Armand Colin (p. 29-40).

III. — Le premier ultimatum de l’Allemagne à la Russie
(Journées des 29 et 30 juillet)


Ainsi, à mesure que la crise se développait, on s’éloignait davantage d’une solution pacifique. En vain l’Angleterre, la Russie, la France et l’Italie se conjuraient pour prévenir le résultat redouté, chacune des étapes que nous venons de parcourir était un pas en avant vers la guerre. Celle-ci était même si proche qu’elle faillit éclater dès le 30 juillet.


La Triple-Entente et l’Italie poursuivent les négociations. Attitude fuyante de l’Allemagne. — Tout le monde pensait que, si la Serbie était attaquée, la Russie serait forcée de lui prêter aussitôt assistance[1]. Et cependant, même après la déclaration de guerre, les intentions conciliantes de M. Sazonoff restèrent invariables. Le 29 juillet, M. Paléologue informait le Gouvernement français « que le Gouvernement russe acquiesce à toutes les procédures que la France et l’Angleterre lui proposeront pour sauvegarder la paix[2] ». Le même langage était tenu à Londres[3]. Tout ce que demandait M. Sazonoff, c’est que l’on ne perdît pas de temps, afin d’éviter que l’Autriche ne profitât de ces retards pour écraser la Serbie.

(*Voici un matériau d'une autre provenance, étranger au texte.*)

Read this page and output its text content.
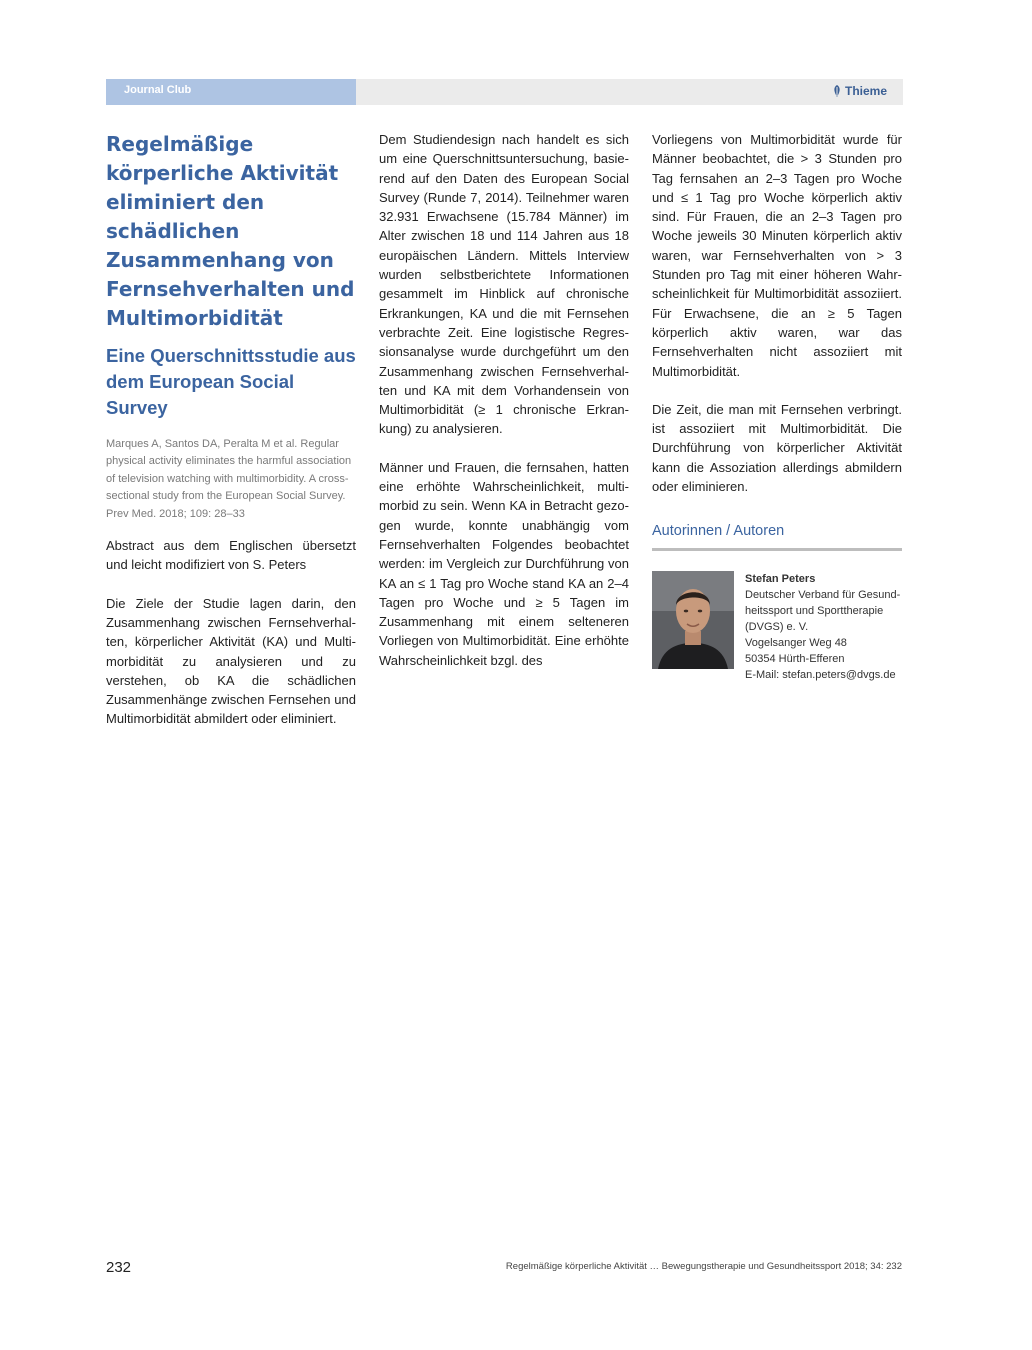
Journal Club	Thieme
Regelmäßige körperliche Aktivität eliminiert den schädlichen Zusammenhang von Fernsehverhalten und Multimorbidität
Eine Querschnittsstudie aus dem European Social Survey

Marques A, Santos DA, Peralta M et al. Regular physical activity eliminates the harmful association of television watching with multimorbidity. A cross-sectional study from the European Social Survey. Prev Med. 2018; 109: 28–33

Abstract aus dem Englischen übersetzt und leicht modifiziert von S. Peters

Die Ziele der Studie lagen darin, den Zusammenhang zwischen Fernsehverhalten, körperlicher Aktivität (KA) und Multimorbidität zu analysieren und zu verstehen, ob KA die schädlichen Zusammenhänge zwischen Fernsehen und Multimorbidität abmildert oder eliminiert.

Dem Studiendesign nach handelt es sich um eine Querschnittsuntersuchung, basierend auf den Daten des European Social Survey (Runde 7, 2014). Teilnehmer waren 32.931 Erwachsene (15.784 Männer) im Alter zwischen 18 und 114 Jahren aus 18 europäischen Ländern. Mittels Interview wurden selbstberichtete Informationen gesammelt im Hinblick auf chronische Erkrankungen, KA und die mit Fernsehen verbrachte Zeit. Eine logistische Regressionsanalyse wurde durchgeführt um den Zusammenhang zwischen Fernsehverhalten und KA mit dem Vorhandensein von Multimorbidität (≥ 1 chronische Erkrankung) zu analysieren.

Männer und Frauen, die fernsahen, hatten eine erhöhte Wahrscheinlichkeit, multimorbid zu sein. Wenn KA in Betracht gezogen wurde, konnte unabhängig vom Fernsehverhalten Folgendes beobachtet werden: im Vergleich zur Durchführung von KA an ≤ 1 Tag pro Woche stand KA an 2–4 Tagen pro Woche und ≥ 5 Tagen im Zusammenhang mit einem selteneren Vorliegen von Multimorbidität. Eine erhöhte Wahrscheinlichkeit bzgl. des

Vorliegens von Multimorbidität wurde für Männer beobachtet, die > 3 Stunden pro Tag fernsahen an 2–3 Tagen pro Woche und ≤ 1 Tag pro Woche körperlich aktiv sind. Für Frauen, die an 2–3 Tagen pro Woche jeweils 30 Minuten körperlich aktiv waren, war Fernsehverhalten von > 3 Stunden pro Tag mit einer höheren Wahrscheinlichkeit für Multimorbidität assoziiert. Für Erwachsene, die an ≥ 5 Tagen körperlich aktiv waren, war das Fernsehverhalten nicht assoziiert mit Multimorbidität.

Die Zeit, die man mit Fernsehen verbringt. ist assoziiert mit Multimorbidität. Die Durchführung von körperlicher Aktivität kann die Assoziation allerdings abmildern oder eliminieren.

Autorinnen / Autoren
Stefan Peters
Deutscher Verband für Gesundheitssport und Sporttherapie
(DVGS) e. V.
Vogelsanger Weg 48
50354 Hürth-Efferen
E-Mail: stefan.peters@dvgs.de
232	Regelmäßige körperliche Aktivität … Bewegungstherapie und Gesundheitssport 2018; 34: 232
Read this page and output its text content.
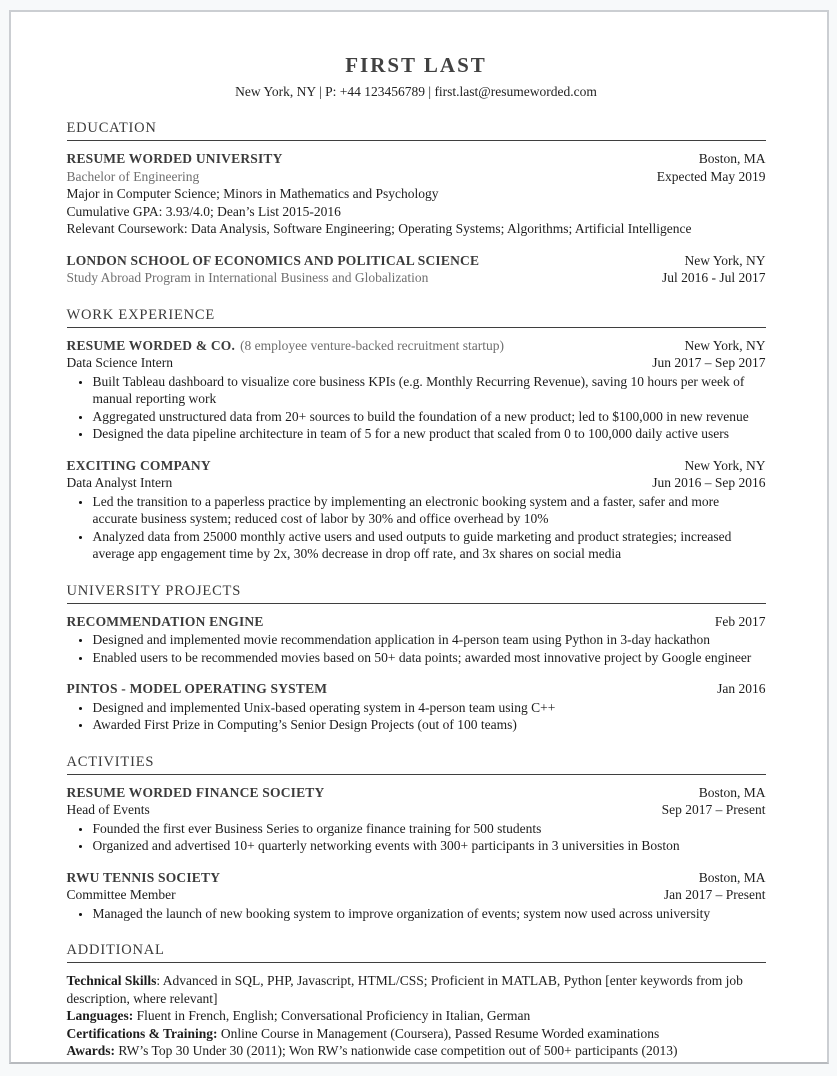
FIRST LAST
New York, NY | P: +44 123456789 | first.last@resumeworded.com
EDUCATION
RESUME WORDED UNIVERSITY	Boston, MA
Bachelor of Engineering	Expected May 2019
Major in Computer Science; Minors in Mathematics and Psychology
Cumulative GPA: 3.93/4.0; Dean’s List 2015-2016
Relevant Coursework: Data Analysis, Software Engineering; Operating Systems; Algorithms; Artificial Intelligence
LONDON SCHOOL OF ECONOMICS AND POLITICAL SCIENCE	New York, NY
Study Abroad Program in International Business and Globalization	Jul 2016 - Jul 2017
WORK EXPERIENCE
RESUME WORDED & CO. (8 employee venture-backed recruitment startup)	New York, NY
Data Science Intern	Jun 2017 – Sep 2017
• Built Tableau dashboard to visualize core business KPIs (e.g. Monthly Recurring Revenue), saving 10 hours per week of manual reporting work
• Aggregated unstructured data from 20+ sources to build the foundation of a new product; led to $100,000 in new revenue
• Designed the data pipeline architecture in team of 5 for a new product that scaled from 0 to 100,000 daily active users
EXCITING COMPANY	New York, NY
Data Analyst Intern	Jun 2016 – Sep 2016
• Led the transition to a paperless practice by implementing an electronic booking system and a faster, safer and more accurate business system; reduced cost of labor by 30% and office overhead by 10%
• Analyzed data from 25000 monthly active users and used outputs to guide marketing and product strategies; increased average app engagement time by 2x, 30% decrease in drop off rate, and 3x shares on social media
UNIVERSITY PROJECTS
RECOMMENDATION ENGINE	Feb 2017
• Designed and implemented movie recommendation application in 4-person team using Python in 3-day hackathon
• Enabled users to be recommended movies based on 50+ data points; awarded most innovative project by Google engineer
PINTOS - MODEL OPERATING SYSTEM	Jan 2016
• Designed and implemented Unix-based operating system in 4-person team using C++
• Awarded First Prize in Computing’s Senior Design Projects (out of 100 teams)
ACTIVITIES
RESUME WORDED FINANCE SOCIETY	Boston, MA
Head of Events	Sep 2017 – Present
• Founded the first ever Business Series to organize finance training for 500 students
• Organized and advertised 10+ quarterly networking events with 300+ participants in 3 universities in Boston
RWU TENNIS SOCIETY	Boston, MA
Committee Member	Jan 2017 – Present
• Managed the launch of new booking system to improve organization of events; system now used across university
ADDITIONAL
Technical Skills: Advanced in SQL, PHP, Javascript, HTML/CSS; Proficient in MATLAB, Python [enter keywords from job description, where relevant]
Languages: Fluent in French, English; Conversational Proficiency in Italian, German
Certifications & Training: Online Course in Management (Coursera), Passed Resume Worded examinations
Awards: RW’s Top 30 Under 30 (2011); Won RW’s nationwide case competition out of 500+ participants (2013)
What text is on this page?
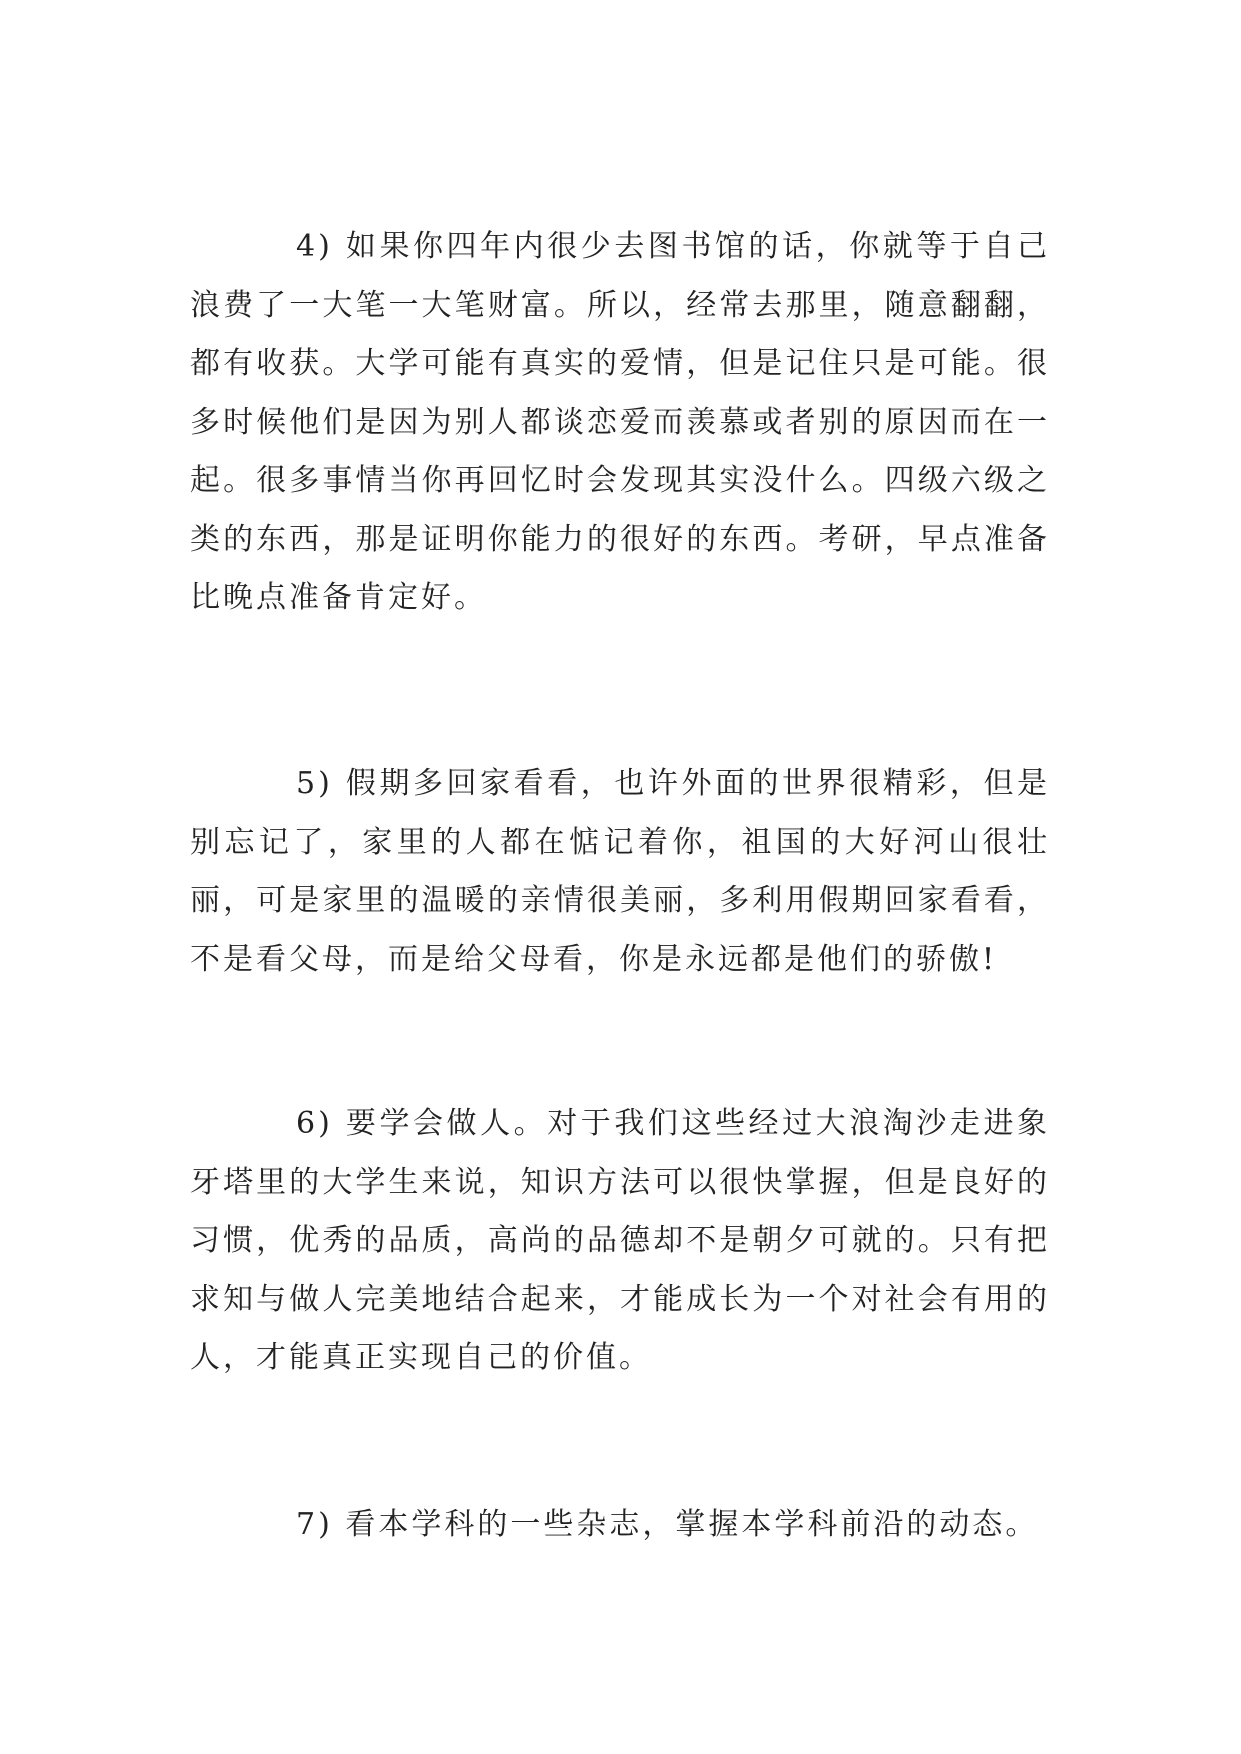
4) 如果你四年内很少去图书馆的话，你就等于自己浪费了一大笔一大笔财富。所以，经常去那里，随意翻翻，都有收获。大学可能有真实的爱情，但是记住只是可能。很多时候他们是因为别人都谈恋爱而羡慕或者别的原因而在一起。很多事情当你再回忆时会发现其实没什么。四级六级之类的东西，那是证明你能力的很好的东西。考研，早点准备比晚点准备肯定好。

5) 假期多回家看看，也许外面的世界很精彩，但是别忘记了，家里的人都在惦记着你，祖国的大好河山很壮丽，可是家里的温暖的亲情很美丽，多利用假期回家看看，不是看父母，而是给父母看，你是永远都是他们的骄傲!

6) 要学会做人。对于我们这些经过大浪淘沙走进象牙塔里的大学生来说，知识方法可以很快掌握，但是良好的习惯，优秀的品质，高尚的品德却不是朝夕可就的。只有把求知与做人完美地结合起来，才能成长为一个对社会有用的人，才能真正实现自己的价值。

7) 看本学科的一些杂志，掌握本学科前沿的动态。
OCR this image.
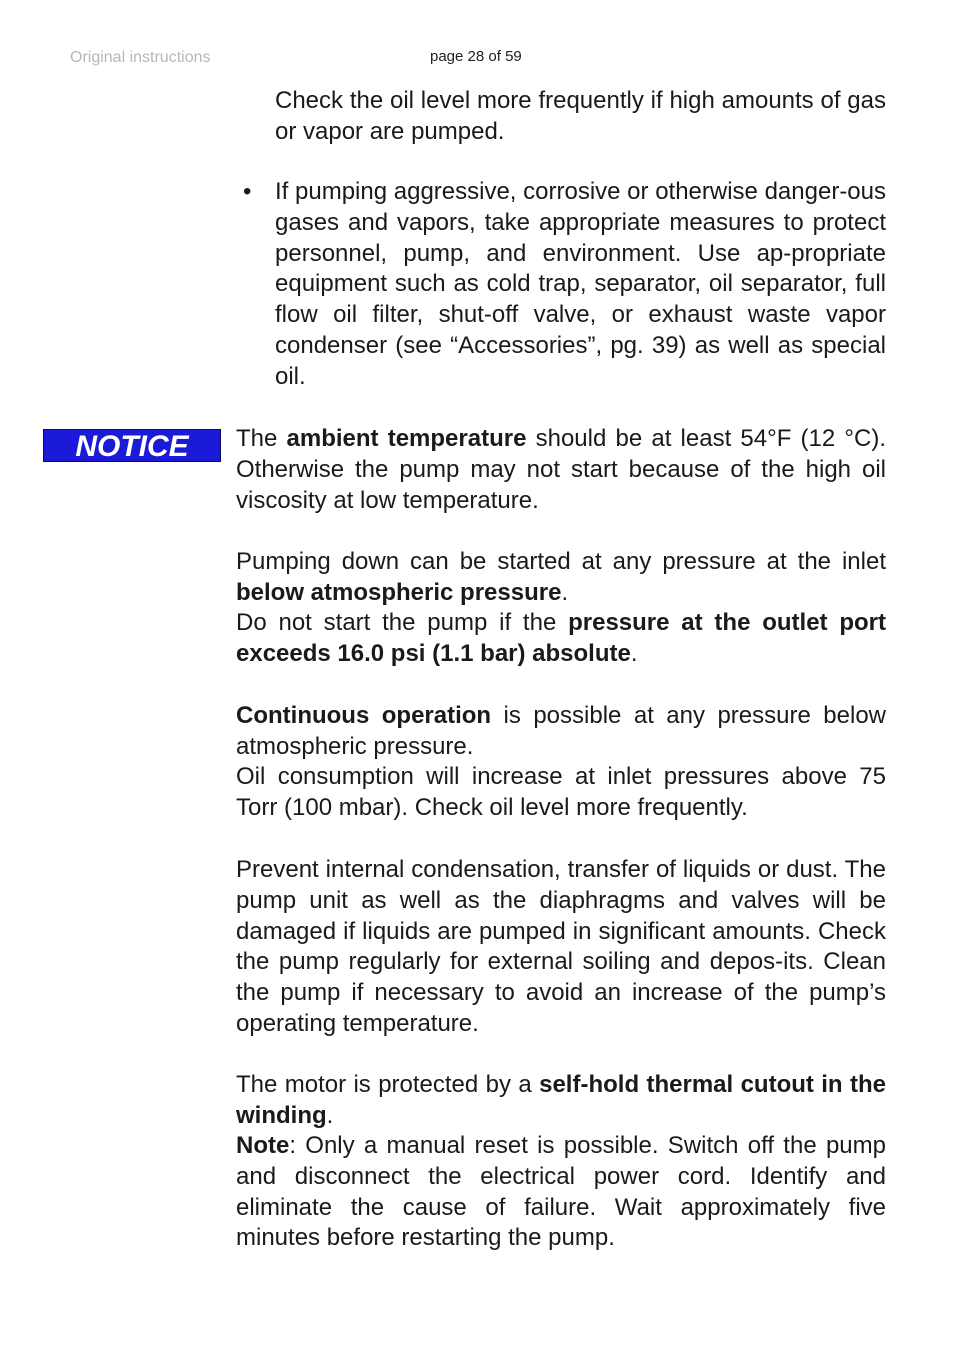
Original instructions	page 28 of 59

Check the oil level more frequently if high amounts of gas or vapor are pumped.

• If pumping aggressive, corrosive or otherwise danger-ous gases and vapors, take appropriate measures to protect personnel, pump, and environment. Use ap-propriate equipment such as cold trap, separator, oil separator, full flow oil filter, shut-off valve, or exhaust waste vapor condenser (see “Accessories”, pg. 39) as well as special oil.

NOTICE	The ambient temperature should be at least 54°F (12 °C). Otherwise the pump may not start because of the high oil viscosity at low temperature.

Pumping down can be started at any pressure at the inlet below atmospheric pressure.

Do not start the pump if the pressure at the outlet port exceeds 16.0 psi (1.1 bar) absolute.

Continuous operation is possible at any pressure below atmospheric pressure.

Oil consumption will increase at inlet pressures above 75 Torr (100 mbar). Check oil level more frequently.

Prevent internal condensation, transfer of liquids or dust. The pump unit as well as the diaphragms and valves will be damaged if liquids are pumped in significant amounts. Check the pump regularly for external soiling and depos-its. Clean the pump if necessary to avoid an increase of the pump’s operating temperature.

The motor is protected by a self-hold thermal cutout in the winding.

Note: Only a manual reset is possible. Switch off the pump and disconnect the electrical power cord. Identify and eliminate the cause of failure. Wait approximately five minutes before restarting the pump.
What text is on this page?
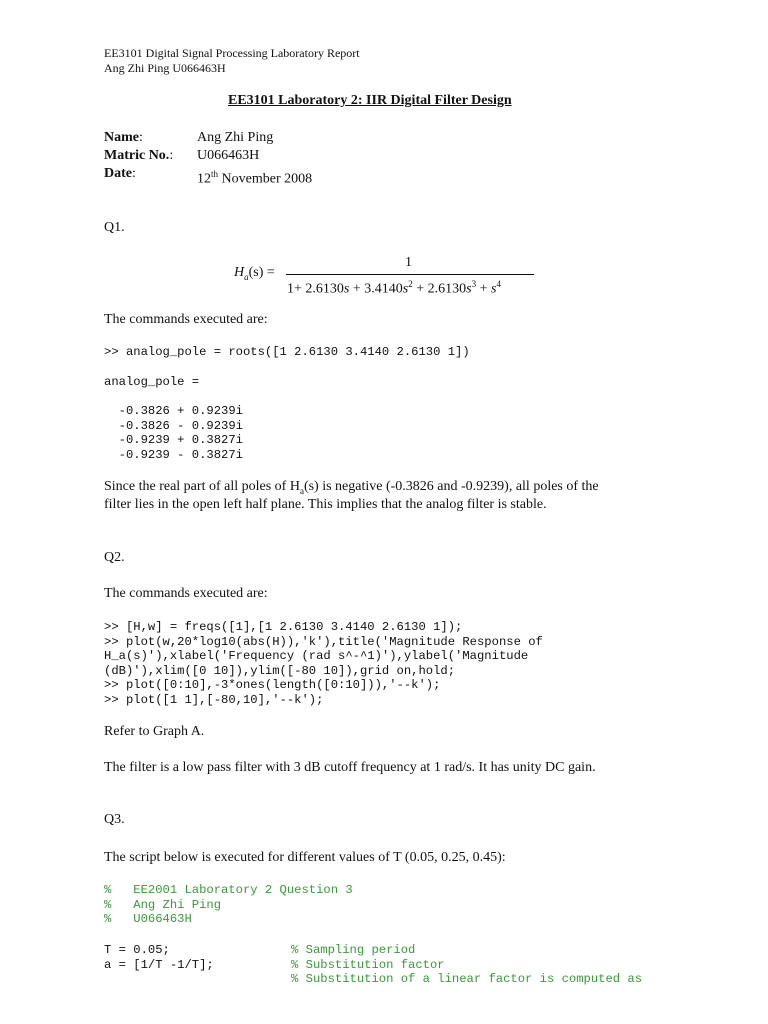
EE3101 Digital Signal Processing Laboratory Report
Ang Zhi Ping U066463H
EE3101 Laboratory 2: IIR Digital Filter Design
Name:	Ang Zhi Ping
Matric No.: U066463H
Date:	12th November 2008
Q1.
$H_a(s)$ =
1
$1+ 2.6130s + 3.4140s^2 + 2.6130s^3 + s^4$
The commands executed are:
>> analog_pole = roots([1 2.6130 3.4140 2.6130 1])
analog_pole =
-0.3826 + 0.9239i
-0.3826 - 0.9239i
-0.9239 + 0.3827i
-0.9239 - 0.3827i
Since the real part of all poles of $H_a(s)$ is negative (-0.3826 and -0.9239), all poles of the
filter lies in the open left half plane. This implies that the analog filter is stable.
Q2.
The commands executed are:
>> [H,w] = freqs([1],[1 2.6130 3.4140 2.6130 1]);
>> plot(w,20*log10(abs(H)),'k'),title('Magnitude Response of
H_a(s)'),xlabel('Frequency (rad s^-^1)'),ylabel('Magnitude
(dB)'),xlim([0 10]),ylim([-80 10]),grid on,hold;
>> plot([0:10],-3*ones(length([0:10])),'--k');
>> plot([1 1],[-80,10],'--k');
Refer to Graph A.
The filter is a low pass filter with 3 dB cutoff frequency at 1 rad/s. It has unity DC gain.
Q3.
The script below is executed for different values of T (0.05, 0.25, 0.45):
%   EE2001 Laboratory 2 Question 3
%   Ang Zhi Ping
%   U066463H
T = 0.05;	% Sampling period
a = [1/T -1/T];	% Substitution factor
% Substitution of a linear factor is computed as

À s’en tenir aux apparences, on pouvait croire que les chances de paix étaient encore sérieuses, car le langage que tint à ce moment l’Allemagne paraissait témoigner de dispositions plus favorables. On dirait qu’un revirement s’était produit et que le cabinet de Berlin était maintenant décidé à user de son influence à Vienne en faveur de la paix. En effet, le 29 au matin, M. de Schoen venait informer M. Bienvenu-Martin, à titre officieux il est vrai, que le Gouvernement allemand poursuivait ses efforts en vue d’amener le gouvernement autrichien à s’expliquer sur le but et l’extension des opérations qu’il projetait en Serbie. « Le cabinet de Berlin, ajoutait-il, espère recevoir des précisions qui seraient de nature à donner satisfaction à la Russie… Quand on saura jusqu’où l’Autriche veut aller, on aura une base de discussion[4] ». La même communication était faite à Saint-Pétersbourg[5] et à Londres[6]. Le 30, le Chancelier allemand disait à Sir E. Goschen qu’il « pressait le bouton » afin de mettre en marche le mécanisme de la médiation : il se demandait même s’il n’avait pas eu le tort d’aller trop loin en prêchant à Vienne la modération, et si son insistance ne risquait pas de précipiter les événements[7].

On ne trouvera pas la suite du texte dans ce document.